Invited speaker and Security expert Yesenia Yser recently took time out of her busy day to interview with PNSQC, and we know you'll enjoy all she shared! Remember that you can still sign up for October's conference and hear her talk entitled "Supply Chain Security: Threats, Defenses and How We Can Help."
Interviewer: You have a master's degree in digital forensics. Can you describe the field in a nutshell, and what drew you to pursuing this degree?
Yesenia Yser: Digital forensics is the digital practice of forensics, instead of a physical body or biometric, it is focused on digital data such as network, mobile devices. According to NIST, “Digital forensics is the field of forensic science that is concerned with retrieving, storing and analyzing electronic data that can be useful in criminal investigations.”
In high school, I was obsessed with the TV show, NCIS and their gothic forensics scientist, Abbey. She did a mixture of digital and criminal forensics. I was also so fascinated with this area of security work. When I was looking into my degree, I wanted to focus on cyber security, but there was no degree path with this focus outside of the Master’s degree at UCF. I focused my education on accomplishing this degree.
Interviewer: How are Quality and Security related from your perspective?
YY: Despite popular belief, security and quality are very similar. While security focuses on three top goals: Confidentiality, Integrity, and Availability; Quality ensures availability and expected functionality.

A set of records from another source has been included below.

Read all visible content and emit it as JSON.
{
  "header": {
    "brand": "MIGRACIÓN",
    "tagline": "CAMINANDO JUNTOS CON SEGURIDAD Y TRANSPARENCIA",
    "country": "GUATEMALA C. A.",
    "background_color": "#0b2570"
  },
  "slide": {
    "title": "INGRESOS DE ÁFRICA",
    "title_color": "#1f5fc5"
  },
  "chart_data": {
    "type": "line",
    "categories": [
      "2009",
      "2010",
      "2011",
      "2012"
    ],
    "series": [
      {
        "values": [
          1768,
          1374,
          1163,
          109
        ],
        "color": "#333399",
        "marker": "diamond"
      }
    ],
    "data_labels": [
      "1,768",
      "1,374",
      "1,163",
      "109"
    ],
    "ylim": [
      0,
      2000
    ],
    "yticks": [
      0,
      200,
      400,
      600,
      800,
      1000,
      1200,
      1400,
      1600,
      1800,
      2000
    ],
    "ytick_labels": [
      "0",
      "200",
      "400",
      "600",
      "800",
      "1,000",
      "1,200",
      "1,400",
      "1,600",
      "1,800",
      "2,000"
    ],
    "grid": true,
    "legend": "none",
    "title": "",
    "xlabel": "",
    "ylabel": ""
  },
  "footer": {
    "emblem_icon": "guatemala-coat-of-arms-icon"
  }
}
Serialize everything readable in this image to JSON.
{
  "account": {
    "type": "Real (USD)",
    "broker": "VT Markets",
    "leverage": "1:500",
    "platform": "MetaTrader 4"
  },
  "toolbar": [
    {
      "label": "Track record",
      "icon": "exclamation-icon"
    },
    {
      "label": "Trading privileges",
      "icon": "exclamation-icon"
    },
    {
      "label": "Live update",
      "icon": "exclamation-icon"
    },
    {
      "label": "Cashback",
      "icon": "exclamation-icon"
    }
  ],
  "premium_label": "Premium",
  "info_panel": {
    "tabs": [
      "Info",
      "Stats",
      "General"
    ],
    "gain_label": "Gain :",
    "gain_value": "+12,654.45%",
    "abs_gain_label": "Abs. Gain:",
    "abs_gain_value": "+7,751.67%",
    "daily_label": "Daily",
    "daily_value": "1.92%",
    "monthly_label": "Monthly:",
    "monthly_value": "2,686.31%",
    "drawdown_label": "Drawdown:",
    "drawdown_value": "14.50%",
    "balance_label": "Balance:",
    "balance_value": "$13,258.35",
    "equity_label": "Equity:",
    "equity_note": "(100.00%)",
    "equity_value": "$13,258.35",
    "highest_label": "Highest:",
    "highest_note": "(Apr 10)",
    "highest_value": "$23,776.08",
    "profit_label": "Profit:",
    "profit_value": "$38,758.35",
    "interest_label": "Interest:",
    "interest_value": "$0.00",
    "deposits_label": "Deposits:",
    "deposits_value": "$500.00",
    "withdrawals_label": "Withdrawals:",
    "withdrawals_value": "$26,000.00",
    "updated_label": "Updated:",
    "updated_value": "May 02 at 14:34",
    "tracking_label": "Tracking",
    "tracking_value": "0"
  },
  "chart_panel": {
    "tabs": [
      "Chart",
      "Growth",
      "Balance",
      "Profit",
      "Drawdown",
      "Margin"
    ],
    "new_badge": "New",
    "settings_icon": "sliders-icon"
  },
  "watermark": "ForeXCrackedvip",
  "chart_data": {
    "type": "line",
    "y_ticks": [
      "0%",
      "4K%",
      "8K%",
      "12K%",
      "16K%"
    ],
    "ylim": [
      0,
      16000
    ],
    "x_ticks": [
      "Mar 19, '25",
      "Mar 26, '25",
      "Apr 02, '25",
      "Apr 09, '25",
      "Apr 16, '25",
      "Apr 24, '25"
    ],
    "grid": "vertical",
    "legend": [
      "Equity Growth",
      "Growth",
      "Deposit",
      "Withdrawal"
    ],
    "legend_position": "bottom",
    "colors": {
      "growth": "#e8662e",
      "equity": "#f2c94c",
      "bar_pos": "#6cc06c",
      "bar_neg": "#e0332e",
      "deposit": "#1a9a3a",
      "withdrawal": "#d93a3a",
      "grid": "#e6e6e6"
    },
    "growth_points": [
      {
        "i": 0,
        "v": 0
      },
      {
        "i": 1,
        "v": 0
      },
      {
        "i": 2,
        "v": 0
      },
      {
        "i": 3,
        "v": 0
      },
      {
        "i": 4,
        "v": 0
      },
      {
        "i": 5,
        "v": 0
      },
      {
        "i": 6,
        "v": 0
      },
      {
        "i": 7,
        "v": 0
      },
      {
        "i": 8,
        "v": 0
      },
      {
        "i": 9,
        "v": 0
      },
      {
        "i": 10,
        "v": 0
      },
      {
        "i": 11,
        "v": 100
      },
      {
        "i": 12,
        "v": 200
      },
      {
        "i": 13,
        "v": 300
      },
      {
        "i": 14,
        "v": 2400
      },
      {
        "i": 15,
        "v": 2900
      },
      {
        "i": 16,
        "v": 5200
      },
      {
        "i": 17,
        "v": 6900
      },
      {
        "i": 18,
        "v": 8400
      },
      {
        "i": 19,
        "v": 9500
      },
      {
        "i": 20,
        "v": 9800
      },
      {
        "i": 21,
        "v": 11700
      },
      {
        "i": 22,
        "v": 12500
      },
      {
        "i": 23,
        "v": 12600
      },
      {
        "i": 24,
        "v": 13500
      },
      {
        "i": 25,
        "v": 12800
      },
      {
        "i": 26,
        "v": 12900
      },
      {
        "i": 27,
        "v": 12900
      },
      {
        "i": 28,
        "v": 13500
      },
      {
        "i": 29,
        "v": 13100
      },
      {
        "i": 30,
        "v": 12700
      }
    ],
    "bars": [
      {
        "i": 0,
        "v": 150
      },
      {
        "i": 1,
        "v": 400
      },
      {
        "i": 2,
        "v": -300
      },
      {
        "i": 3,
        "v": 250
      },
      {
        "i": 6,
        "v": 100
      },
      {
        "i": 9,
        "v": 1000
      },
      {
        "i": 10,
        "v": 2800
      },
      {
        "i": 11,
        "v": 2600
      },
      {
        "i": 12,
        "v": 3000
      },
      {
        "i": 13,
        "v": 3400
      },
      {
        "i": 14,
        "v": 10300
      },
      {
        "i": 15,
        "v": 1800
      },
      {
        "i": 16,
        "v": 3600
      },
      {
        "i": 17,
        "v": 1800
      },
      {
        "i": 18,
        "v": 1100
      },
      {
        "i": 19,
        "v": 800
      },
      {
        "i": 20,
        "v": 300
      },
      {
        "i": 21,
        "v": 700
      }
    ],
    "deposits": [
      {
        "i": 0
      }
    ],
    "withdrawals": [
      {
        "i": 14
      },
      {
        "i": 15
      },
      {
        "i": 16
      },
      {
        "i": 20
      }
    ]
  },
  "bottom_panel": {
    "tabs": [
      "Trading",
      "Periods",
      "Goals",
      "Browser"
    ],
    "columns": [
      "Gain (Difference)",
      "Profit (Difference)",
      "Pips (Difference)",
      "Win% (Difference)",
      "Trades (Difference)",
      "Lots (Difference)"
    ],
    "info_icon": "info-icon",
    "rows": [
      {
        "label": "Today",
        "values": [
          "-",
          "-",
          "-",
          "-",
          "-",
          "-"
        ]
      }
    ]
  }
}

Interviewer: Without sharing any spoilers from your talk, are there any evolving security vulnerabilities that keep you up at night?
YY: Threats and breaches are documented daily. There isn't specifically one, but developing security conscious engineers is one thing I’m passionate about.

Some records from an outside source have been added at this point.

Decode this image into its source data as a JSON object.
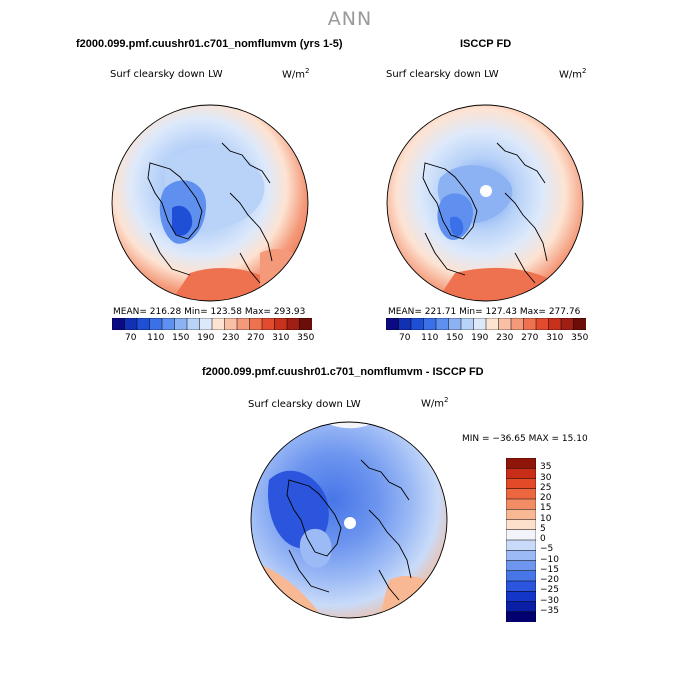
{
  "header": {
    "title": "ANN"
  },
  "colors": {
    "seq": [
      "#0a0a82",
      "#1230b4",
      "#1f4fd6",
      "#3a70e8",
      "#6090ef",
      "#8cb2f4",
      "#b8d2f8",
      "#dde9fb",
      "#fde3d2",
      "#f9c0a5",
      "#f49a7a",
      "#ee7250",
      "#e24b2e",
      "#c8321d",
      "#a01e14",
      "#6b0e0a"
    ],
    "diff": [
      "#02006e",
      "#0a1ea6",
      "#1436c8",
      "#2a55dc",
      "#4676e8",
      "#6e96ef",
      "#9cbaf5",
      "#c9dbf9",
      "#f3f4f9",
      "#fde0cc",
      "#f8b894",
      "#f28c64",
      "#ec6740",
      "#e24a28",
      "#c82e17",
      "#901509"
    ]
  },
  "chart_data": [
    {
      "type": "heatmap",
      "title": "f2000.099.pmf.cuushr01.c701_nomflumvm (yrs 1-5)",
      "label": "Surf clearsky down LW",
      "units_main": "W/m",
      "units_sup": "2",
      "stats_text": "MEAN= 216.28   Min= 123.58   Max= 293.93",
      "mean": 216.28,
      "min": 123.58,
      "max": 293.93,
      "colorbar_ticks": [
        "70",
        "110",
        "150",
        "190",
        "230",
        "270",
        "310",
        "350"
      ],
      "levels": [
        70,
        90,
        110,
        130,
        150,
        170,
        190,
        210,
        230,
        250,
        270,
        290,
        310,
        330,
        350
      ]
    },
    {
      "type": "heatmap",
      "title": "ISCCP FD",
      "label": "Surf clearsky down LW",
      "units_main": "W/m",
      "units_sup": "2",
      "stats_text": "MEAN= 221.71   Min= 127.43   Max= 277.76",
      "mean": 221.71,
      "min": 127.43,
      "max": 277.76,
      "colorbar_ticks": [
        "70",
        "110",
        "150",
        "190",
        "230",
        "270",
        "310",
        "350"
      ],
      "levels": [
        70,
        90,
        110,
        130,
        150,
        170,
        190,
        210,
        230,
        250,
        270,
        290,
        310,
        330,
        350
      ]
    },
    {
      "type": "heatmap",
      "title": "f2000.099.pmf.cuushr01.c701_nomflumvm - ISCCP FD",
      "label": "Surf clearsky down LW",
      "units_main": "W/m",
      "units_sup": "2",
      "stats_text": "MIN = −36.65  MAX =   15.10",
      "min": -36.65,
      "max": 15.1,
      "colorbar_labels": [
        "35",
        "30",
        "25",
        "20",
        "15",
        "10",
        "5",
        "0",
        "−5",
        "−10",
        "−15",
        "−20",
        "−25",
        "−30",
        "−35"
      ]
    }
  ]
}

Interviewer: Your abstract mentions the balance between Security and Innovation. Are the two always at odds, or can they work together?
YY: Engineers do not like security. Our work is impactful to timelines and innovation if done in a mandatory, policing enforcement way. The old mentality is that security is disturbing to the innovation and engineering process, but I'd argue differently. The old mentality has led to financial and personal loss for companies and the people affected. Now that technology is emerging into more of our daily lives, such as our cars, airplanes, mobile devices, working together to balance security and innovation will save lives.
YY: Time management and breaking down tasks into smaller pieces. I can have trouble focusing for too long of a period, so I’ll time box activity to at most 20 minutes. This all depends on my mental capacity that day or that hour. In the mornings, I determine my top 3 priorities for the day, break those into smaller tasks (5, 10, 15, 20 min), then use a digital calendar to dedicate time to them. I’d also take into consideration everything else I have in the day and where I may be mentally.
Interviewer: What tools or methodologies are you using most now, and why are they valuable?
YY: Similar to the earlier question, but adding on that I plan my week on Sunday. Taking my 3 high level goals for myself (things that’d take more than 20 minutes), and allocate days for them. This way I don't have to think too hard in the morning on what my top 3 goals are, but rather do these goals still align, where am I at with them, and have I completed them– potentially bringing in another goal for the day.
Interviewer: What is the number one piece of advice you'd give your younger self professionally, or anyone just starting their career in Quality?
YY: Two pieces of advice I'd give my younger self is a) You’re going to fail, break things, and that’s okay and b) To find balance in your life. Don't focus all your attention on work, ignoring spirituality, health, and family, but find a structure or way to enjoy the most of it while you can. If you take longer to get your degree or get promoted, it’s okay as long as you’re happy.